Toutes les 290 familles-terrains à Linko ont reçu pour la première fois leurs «revenus carbone», selon la clé de répartition proposée par le comité coopératif et approuvée par l’Assemblée Générale de la Coopérative. Rappelons qu’il s’agit de revenus carbone virtuels puisque le projet n’a pas encore généré de crédits carbone. Le montant distribué aux bénéficiaires est tiré des préfinancements du projet.

Pour assurer un paiement sécurisé le projet a proposé à chacun des 290 membres de la Coopérative des Familles-Terrains de la CR de Linko d’ouvrir un compte bancaire au Crédit Rural de Guinée. Le projet a financé les frais administratifs de ces ouvertures de comptes par la filiale de Kérouané du CRG.
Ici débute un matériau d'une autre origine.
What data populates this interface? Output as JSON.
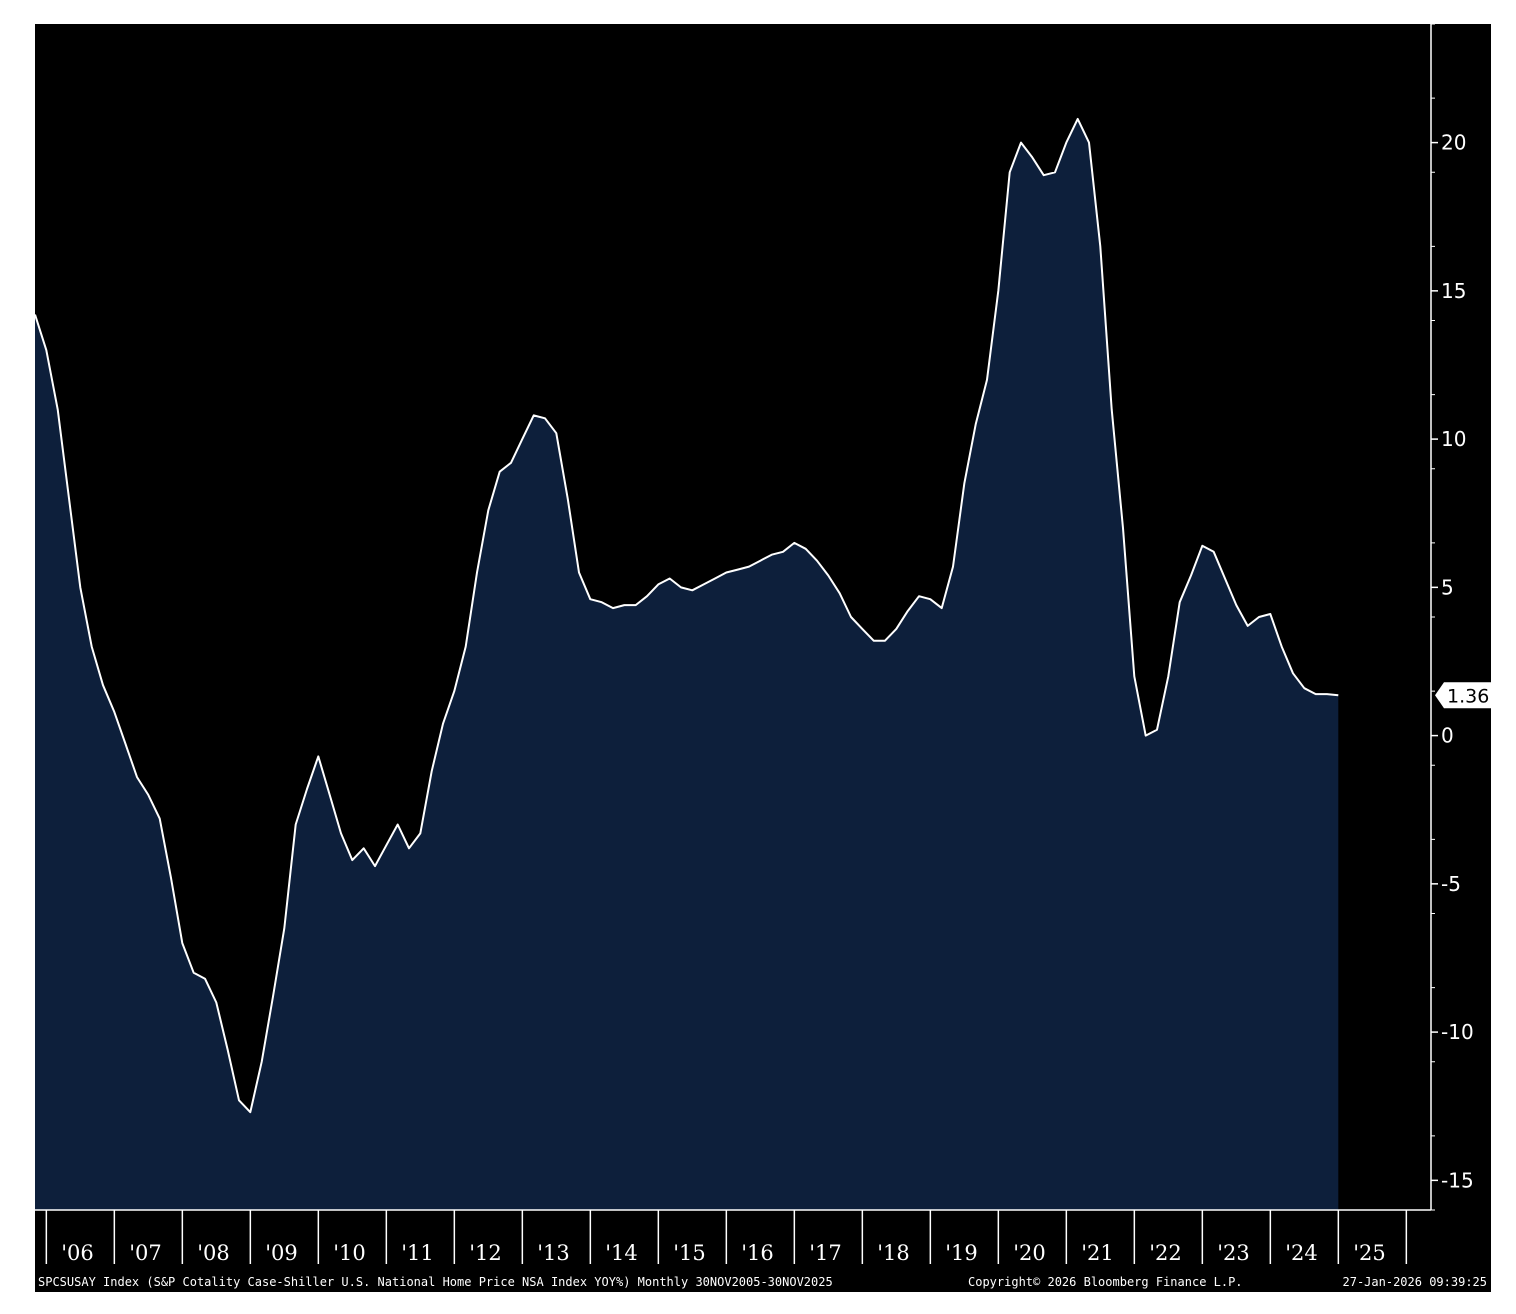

Le processus de paiement s’est déroulé sans encombre malgré quelques difficultés techniques rencontrées par le Crédit Rural de Guinée (retard de paiement de la Banque centrale au CRG et problèmes informatiques liés au logiciel utilisé pour répartir les fonds sur les comptes individuels).

Le Crédit Rural de Guinée à Linko   Paiement des revenus carbone

L’équipe du Crédit Rural de Guinée a mis en place un bureau mobile à Linko afin de réduire la distance pour les bénéficiaires.

 

La part attribuée aux villages, telle que votée lors de la dernière assemblée générale de la coopérative, sera remise très prochainement aux autorités de chaque village afin de promouvoir des projets d’utilité publique.
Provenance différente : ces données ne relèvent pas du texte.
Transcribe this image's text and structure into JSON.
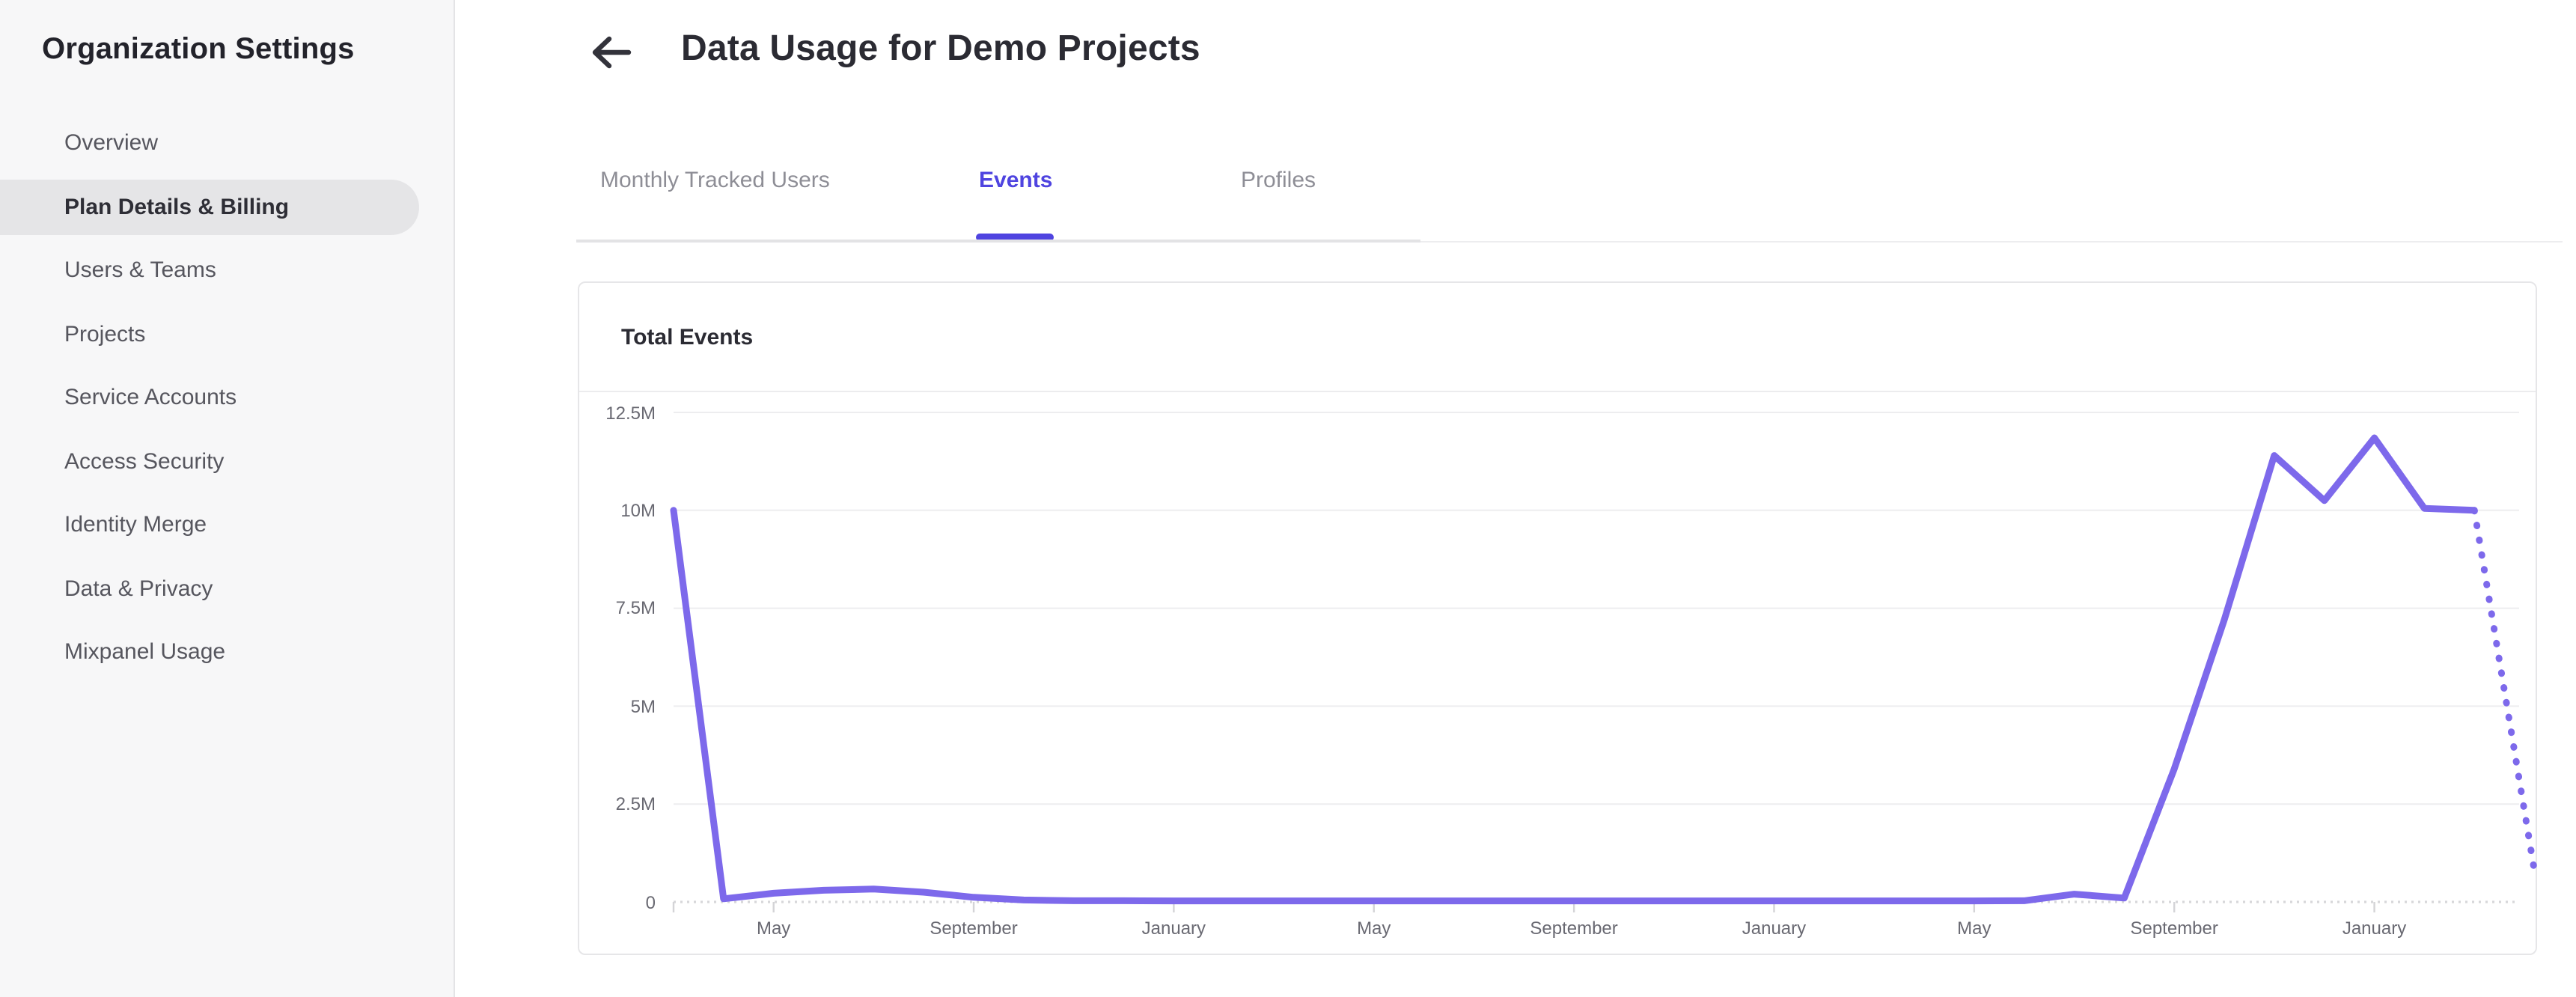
{
  "sidebar": {
    "title": "Organization Settings",
    "items": [
      {
        "label": "Overview",
        "active": false
      },
      {
        "label": "Plan Details & Billing",
        "active": true
      },
      {
        "label": "Users & Teams",
        "active": false
      },
      {
        "label": "Projects",
        "active": false
      },
      {
        "label": "Service Accounts",
        "active": false
      },
      {
        "label": "Access Security",
        "active": false
      },
      {
        "label": "Identity Merge",
        "active": false
      },
      {
        "label": "Data & Privacy",
        "active": false
      },
      {
        "label": "Mixpanel Usage",
        "active": false
      }
    ]
  },
  "header": {
    "title": "Data Usage for Demo Projects"
  },
  "tabs": [
    {
      "label": "Monthly Tracked Users",
      "active": false
    },
    {
      "label": "Events",
      "active": true
    },
    {
      "label": "Profiles",
      "active": false
    }
  ],
  "card": {
    "title": "Total Events"
  },
  "colors": {
    "accent": "#4F44E0",
    "line": "#7D69EB",
    "gridline": "#EDEDEF",
    "axis_dotted": "#D7D7DA",
    "tick": "#D4D4D7",
    "sidebar_bg": "#F7F7F8",
    "sidebar_active_bg": "#E5E5E7"
  },
  "chart_data": {
    "type": "line",
    "title": "Total Events",
    "xlabel": "",
    "ylabel": "",
    "x_unit": "month",
    "ylim": [
      0,
      12500000
    ],
    "grid": "horizontal",
    "legend": "none",
    "y_ticks": [
      {
        "label": "12.5M",
        "value": 12500000
      },
      {
        "label": "10M",
        "value": 10000000
      },
      {
        "label": "7.5M",
        "value": 7500000
      },
      {
        "label": "5M",
        "value": 5000000
      },
      {
        "label": "2.5M",
        "value": 2500000
      },
      {
        "label": "0",
        "value": 0
      }
    ],
    "x_ticks": [
      {
        "label": "May",
        "month_index": 2
      },
      {
        "label": "September",
        "month_index": 6
      },
      {
        "label": "January",
        "month_index": 10
      },
      {
        "label": "May",
        "month_index": 14
      },
      {
        "label": "September",
        "month_index": 18
      },
      {
        "label": "January",
        "month_index": 22
      },
      {
        "label": "May",
        "month_index": 26
      },
      {
        "label": "September",
        "month_index": 30
      },
      {
        "label": "January",
        "month_index": 34
      }
    ],
    "series": [
      {
        "name": "Total Events",
        "style": "solid",
        "points": [
          [
            0,
            10000000
          ],
          [
            1,
            80000
          ],
          [
            2,
            220000
          ],
          [
            3,
            300000
          ],
          [
            4,
            330000
          ],
          [
            5,
            250000
          ],
          [
            6,
            120000
          ],
          [
            7,
            50000
          ],
          [
            8,
            30000
          ],
          [
            9,
            30000
          ],
          [
            10,
            25000
          ],
          [
            11,
            25000
          ],
          [
            12,
            25000
          ],
          [
            13,
            25000
          ],
          [
            14,
            25000
          ],
          [
            15,
            25000
          ],
          [
            16,
            25000
          ],
          [
            17,
            25000
          ],
          [
            18,
            25000
          ],
          [
            19,
            25000
          ],
          [
            20,
            25000
          ],
          [
            21,
            25000
          ],
          [
            22,
            25000
          ],
          [
            23,
            25000
          ],
          [
            24,
            25000
          ],
          [
            25,
            25000
          ],
          [
            26,
            25000
          ],
          [
            27,
            30000
          ],
          [
            28,
            200000
          ],
          [
            29,
            100000
          ],
          [
            30,
            3400000
          ],
          [
            31,
            7200000
          ],
          [
            32,
            11400000
          ],
          [
            33,
            10250000
          ],
          [
            34,
            11850000
          ],
          [
            35,
            10050000
          ],
          [
            36,
            10000000
          ]
        ]
      },
      {
        "name": "Total Events (incomplete period, projected)",
        "style": "dotted",
        "points": [
          [
            36,
            10000000
          ],
          [
            37.2,
            800000
          ]
        ]
      }
    ]
  }
}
Placettes de baseline 2025

Après avoir délimité et ensemencé les parcelles 2025 au cours du premier semestre, nous devons mesurer la baseline sur un échantillon, ce qui se fait au cours du second semestre. Cela nécessite plusieurs étapes :

  • South Pole calcule la taille de l’échantillon et identifie les coordonnées GPS de manière aléatoire
  • Nous mettons à jour la procédure opérationnelle standard et formons GUIDRE
  • Pour chacune des 45 parcelles, les équipes de mesure de GUIDRE doivent
    • trouver la parcelle dans le village donné
    • installer un poteau métallique au milieu de la parcelle et le fixer avec des pierres
    • marquer ce centre avec de la peinture jaune
    • baliser le périmètre de la parcelle circulaire de 625 m² avec du ruban de signalisation
    • identifier tous les arbres existants, les marquer avec un clou (pour pouvoir les retrouver lors des mesures futures), mesurer leur diamètre à hauteur de poitrine et leur hauteur, et identifier l’espèce de chaque arbre
    • envoyer les données via le formulaire kobo-collect

L’objectif de cette activité sera, à l’avenir, de déduire cette biomasse qui n’est pas due au projet de la biomasse générée par le projet. En effet le projet ne peut s’attribuer le mérite d’avoir planté ces arbres puisqu’ils étaient déjà là. Par contre, dorénavant le projet doit protéger ces arbres, car s’ils venaient à disparaître nous devrions retirer la biomasse perdue des tonnes de carbone générées par le projet

Cette activité a débuté à la mi-septembre et a été rendue difficile par les fortes pluies.

mesure de baseline   mesure de diamètre

Il est difficile de mesurer la hauteur des arbres en raison de la densité de la végétation. Comme il n’est pas possible d’utiliser un clinomètre, nous utilisons une perche combinée à un mètre ruban.